Le gouvernement s’est empressé d’éteindre le feu qui risquait d’éclater entre le Parti Socialiste et les Verts et a dès l’après-midi annoncé par communiqué qu’il ne reviendrait pas sur sa position interdisant la fracturation hydraulique en France, position affirmée très fort par François Hollande lors de la Conférence Environnementale de septembre 2012.

Mais que dit vraiment le rapport Gallois concernant le gaz de schiste ?

Le gaz de schiste est, dans ce rapport, intégré aux mesures pour maintenir un faible coût de l’énergie qui est « un atout pour l’industrie française ». Une mesure qui, d’après M. Gallois, a été comprise par l’Allemagne. Nos voisins s’emploient pour « maintenir le coût du KWh pour les « électro-intensifs » à un niveau égal à celui de la France ».

Pour maintenir ce coût faible, M. Gallois préconise diverses mesures : économie d’énergie, amélioration des rendements, développement des énergies renouvelables…

La production d’électricité via la technologie nucléaire est aussi un des grands atouts de la France et permet un coût de l’énergie qui est « un véritable avantage comparatif » malgré les coûts importants.

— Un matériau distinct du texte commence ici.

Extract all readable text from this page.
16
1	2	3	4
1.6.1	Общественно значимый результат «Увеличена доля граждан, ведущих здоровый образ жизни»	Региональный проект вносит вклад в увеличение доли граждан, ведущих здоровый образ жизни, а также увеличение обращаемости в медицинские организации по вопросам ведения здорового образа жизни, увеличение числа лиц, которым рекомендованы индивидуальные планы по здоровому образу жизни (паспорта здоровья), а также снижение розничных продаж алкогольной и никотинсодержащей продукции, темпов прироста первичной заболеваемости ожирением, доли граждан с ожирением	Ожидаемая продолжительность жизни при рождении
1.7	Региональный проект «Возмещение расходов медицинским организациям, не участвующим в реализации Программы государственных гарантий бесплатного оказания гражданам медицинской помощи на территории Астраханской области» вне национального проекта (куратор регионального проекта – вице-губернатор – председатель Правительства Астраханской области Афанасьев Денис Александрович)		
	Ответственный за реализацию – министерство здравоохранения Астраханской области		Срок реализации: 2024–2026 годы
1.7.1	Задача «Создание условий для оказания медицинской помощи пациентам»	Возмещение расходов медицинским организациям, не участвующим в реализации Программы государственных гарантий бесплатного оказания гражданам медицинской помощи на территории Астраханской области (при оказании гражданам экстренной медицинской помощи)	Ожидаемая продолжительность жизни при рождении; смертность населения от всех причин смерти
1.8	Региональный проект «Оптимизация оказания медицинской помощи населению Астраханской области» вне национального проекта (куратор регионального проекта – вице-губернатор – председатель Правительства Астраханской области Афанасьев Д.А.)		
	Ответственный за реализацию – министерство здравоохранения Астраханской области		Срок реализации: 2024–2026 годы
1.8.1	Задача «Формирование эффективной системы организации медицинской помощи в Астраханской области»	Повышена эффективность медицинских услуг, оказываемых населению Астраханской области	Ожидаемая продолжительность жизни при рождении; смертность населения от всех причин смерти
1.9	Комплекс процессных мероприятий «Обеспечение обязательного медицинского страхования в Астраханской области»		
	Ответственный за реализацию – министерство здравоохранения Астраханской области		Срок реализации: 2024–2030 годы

L’ASN a, d’ailleurs, son rôle primordial à jouer, notamment dans l’appréciation de l’état des centrales et concernant ‘les mesures prises pour retarder leur vieillissement ».

Et le gaz de schiste dans tout ça ?

M. Gallois ne demande pas directement l’exploitation du gaz de schiste en France. Dans son rapport il demande que « la recherche sur les techniques d’exploitation des gaz de schiste soit poursuivie ». En d’autres termes, pour que la technique de fracturation hydraulique puisse un jour ne plus poser de problèmes environnementaux, il faut que les industriels français et étrangers puissent voir dans la France un pays susceptible d’accepter l’exploitation du gaz de schiste un jour.

L’Allemagne a déjà lancé un débat sur le problème des techniques, débat ouvert par le ministre de l’écologie M. Altmaier en août dernier. Louis Gallois propose que la France lance en partenariat avec l’Allemagne et les autres pays européens un « programme » de recherche sur les techniques d’exploitation du gaz de schiste.

Pourquoi rouvrir le débat ?

Louis Gallois est clair là-dessus dans son rapport : au sein de la majorité des scénarii de transition énergétique, « la part du gaz augmente ou ne se réduit pas à moyen terme ». Pouvoir faire baisser le prix du gaz comme ont pu le faire les Etats-Unis est donc primordial.